Det. Lewis stood at the sight of Lawrence and turned to greet him. “Mr. Smith,” he said, extending his hand, his face neutral. “My apologies for not alerting you to this interview beforehand. I was uncertain whether you or Mr. Throckmorton was responsible for the boy, and it was impressed on me that time was of the essence in the investigation.”
A weak wave of relief passed through Lawrence. Lewis wasn’t on Crimpley’s side. But whether that remained true depended on what Willy said. Since feigning protective outrage had worked in the street with Crimpley, he continued with the ruse. “It isn’t right to frighten the boy,” he said. “Hoag terrified the lad enough in his life.”

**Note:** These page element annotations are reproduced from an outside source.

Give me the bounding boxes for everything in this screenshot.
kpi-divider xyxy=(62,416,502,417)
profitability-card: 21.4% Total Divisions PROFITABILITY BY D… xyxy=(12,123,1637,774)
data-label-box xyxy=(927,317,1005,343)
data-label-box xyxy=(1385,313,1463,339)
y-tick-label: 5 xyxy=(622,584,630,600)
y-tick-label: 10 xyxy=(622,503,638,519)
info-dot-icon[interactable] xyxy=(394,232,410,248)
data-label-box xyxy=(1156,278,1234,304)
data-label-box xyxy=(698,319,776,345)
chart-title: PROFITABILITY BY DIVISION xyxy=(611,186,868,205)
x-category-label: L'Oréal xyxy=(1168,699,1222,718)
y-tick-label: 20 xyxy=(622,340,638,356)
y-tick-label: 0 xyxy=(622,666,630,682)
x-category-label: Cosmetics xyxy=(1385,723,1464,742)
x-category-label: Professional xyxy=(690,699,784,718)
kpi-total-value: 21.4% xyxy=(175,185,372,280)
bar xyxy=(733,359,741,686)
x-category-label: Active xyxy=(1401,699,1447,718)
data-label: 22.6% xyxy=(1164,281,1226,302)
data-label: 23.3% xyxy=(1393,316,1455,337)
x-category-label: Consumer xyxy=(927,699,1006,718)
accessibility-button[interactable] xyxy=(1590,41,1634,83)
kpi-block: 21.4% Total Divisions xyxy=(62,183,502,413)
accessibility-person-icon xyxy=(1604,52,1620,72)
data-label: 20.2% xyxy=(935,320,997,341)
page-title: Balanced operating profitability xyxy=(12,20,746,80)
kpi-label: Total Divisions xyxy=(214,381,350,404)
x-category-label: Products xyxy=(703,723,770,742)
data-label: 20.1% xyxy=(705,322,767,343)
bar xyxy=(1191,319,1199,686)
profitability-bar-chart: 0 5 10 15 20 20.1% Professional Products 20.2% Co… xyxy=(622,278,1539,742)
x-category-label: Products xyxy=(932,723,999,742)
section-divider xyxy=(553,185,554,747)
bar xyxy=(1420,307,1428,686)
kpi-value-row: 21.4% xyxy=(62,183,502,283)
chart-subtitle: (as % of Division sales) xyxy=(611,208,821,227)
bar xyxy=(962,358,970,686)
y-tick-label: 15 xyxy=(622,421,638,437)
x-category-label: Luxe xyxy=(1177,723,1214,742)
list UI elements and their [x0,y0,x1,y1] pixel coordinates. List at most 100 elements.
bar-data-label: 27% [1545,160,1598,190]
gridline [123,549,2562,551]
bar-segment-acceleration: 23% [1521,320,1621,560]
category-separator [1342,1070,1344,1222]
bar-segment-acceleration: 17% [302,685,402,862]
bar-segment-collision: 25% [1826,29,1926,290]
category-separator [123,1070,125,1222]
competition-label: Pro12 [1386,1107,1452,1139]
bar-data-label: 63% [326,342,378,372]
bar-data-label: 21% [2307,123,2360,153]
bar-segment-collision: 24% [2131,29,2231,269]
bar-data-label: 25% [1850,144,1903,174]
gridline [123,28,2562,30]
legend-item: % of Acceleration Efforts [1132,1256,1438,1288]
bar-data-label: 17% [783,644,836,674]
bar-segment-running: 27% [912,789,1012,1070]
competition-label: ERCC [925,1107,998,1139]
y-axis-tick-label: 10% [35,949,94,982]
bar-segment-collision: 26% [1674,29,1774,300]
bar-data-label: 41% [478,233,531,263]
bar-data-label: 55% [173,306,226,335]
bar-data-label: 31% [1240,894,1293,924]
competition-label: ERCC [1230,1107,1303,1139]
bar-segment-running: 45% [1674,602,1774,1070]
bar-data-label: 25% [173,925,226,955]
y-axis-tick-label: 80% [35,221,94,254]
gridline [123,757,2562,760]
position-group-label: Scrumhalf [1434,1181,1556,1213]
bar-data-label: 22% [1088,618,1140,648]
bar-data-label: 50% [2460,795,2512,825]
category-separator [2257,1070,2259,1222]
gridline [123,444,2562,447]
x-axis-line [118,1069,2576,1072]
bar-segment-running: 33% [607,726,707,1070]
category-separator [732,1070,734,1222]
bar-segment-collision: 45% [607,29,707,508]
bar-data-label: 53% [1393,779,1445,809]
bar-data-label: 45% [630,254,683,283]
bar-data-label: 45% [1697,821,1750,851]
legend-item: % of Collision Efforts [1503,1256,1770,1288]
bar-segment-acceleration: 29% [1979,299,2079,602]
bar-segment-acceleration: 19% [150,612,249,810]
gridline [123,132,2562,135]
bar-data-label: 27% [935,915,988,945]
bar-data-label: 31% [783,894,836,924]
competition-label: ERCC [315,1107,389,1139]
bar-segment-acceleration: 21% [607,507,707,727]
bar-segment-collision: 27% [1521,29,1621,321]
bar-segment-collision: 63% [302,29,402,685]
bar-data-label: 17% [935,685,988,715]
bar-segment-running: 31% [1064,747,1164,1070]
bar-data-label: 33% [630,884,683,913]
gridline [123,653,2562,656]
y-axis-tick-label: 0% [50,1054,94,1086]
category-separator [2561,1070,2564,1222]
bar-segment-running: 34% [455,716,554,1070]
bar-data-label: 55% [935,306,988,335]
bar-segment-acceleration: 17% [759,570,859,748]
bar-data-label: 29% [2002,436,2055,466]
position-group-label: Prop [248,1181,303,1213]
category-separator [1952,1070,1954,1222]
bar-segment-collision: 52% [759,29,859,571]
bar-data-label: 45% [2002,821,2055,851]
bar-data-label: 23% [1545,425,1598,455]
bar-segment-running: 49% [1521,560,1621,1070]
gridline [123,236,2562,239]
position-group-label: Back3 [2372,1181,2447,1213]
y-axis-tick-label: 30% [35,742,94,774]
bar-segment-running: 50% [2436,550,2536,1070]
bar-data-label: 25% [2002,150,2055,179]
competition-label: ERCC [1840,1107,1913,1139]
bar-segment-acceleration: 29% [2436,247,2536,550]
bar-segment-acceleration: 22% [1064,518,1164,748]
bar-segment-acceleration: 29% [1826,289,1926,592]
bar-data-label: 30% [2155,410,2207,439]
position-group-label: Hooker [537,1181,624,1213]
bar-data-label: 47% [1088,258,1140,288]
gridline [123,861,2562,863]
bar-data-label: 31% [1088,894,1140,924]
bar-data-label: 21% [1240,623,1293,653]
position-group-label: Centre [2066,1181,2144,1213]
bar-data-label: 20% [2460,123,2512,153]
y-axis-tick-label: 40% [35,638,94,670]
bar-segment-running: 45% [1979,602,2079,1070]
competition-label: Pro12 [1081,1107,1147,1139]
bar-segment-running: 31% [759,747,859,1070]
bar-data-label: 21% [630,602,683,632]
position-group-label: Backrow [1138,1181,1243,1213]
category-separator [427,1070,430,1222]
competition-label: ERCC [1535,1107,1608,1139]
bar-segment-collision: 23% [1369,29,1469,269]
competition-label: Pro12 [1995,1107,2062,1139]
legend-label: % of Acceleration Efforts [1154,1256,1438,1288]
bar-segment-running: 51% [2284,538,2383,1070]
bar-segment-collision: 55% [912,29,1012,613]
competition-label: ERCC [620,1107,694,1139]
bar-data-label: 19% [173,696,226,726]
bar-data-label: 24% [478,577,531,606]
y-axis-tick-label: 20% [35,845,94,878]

“All the more reason for the boy to act out,” Crimpley said, stepping forward as though he would take charge of the questioning. “For all we know, the murderer worked with master Willy. The boy could have known where his father was all along. The boy could have murdered Hoag himself.”
Willy gasped and shuddered in his chair. Flossie squeezed his hand and leaned toward him to whisper something in his ear.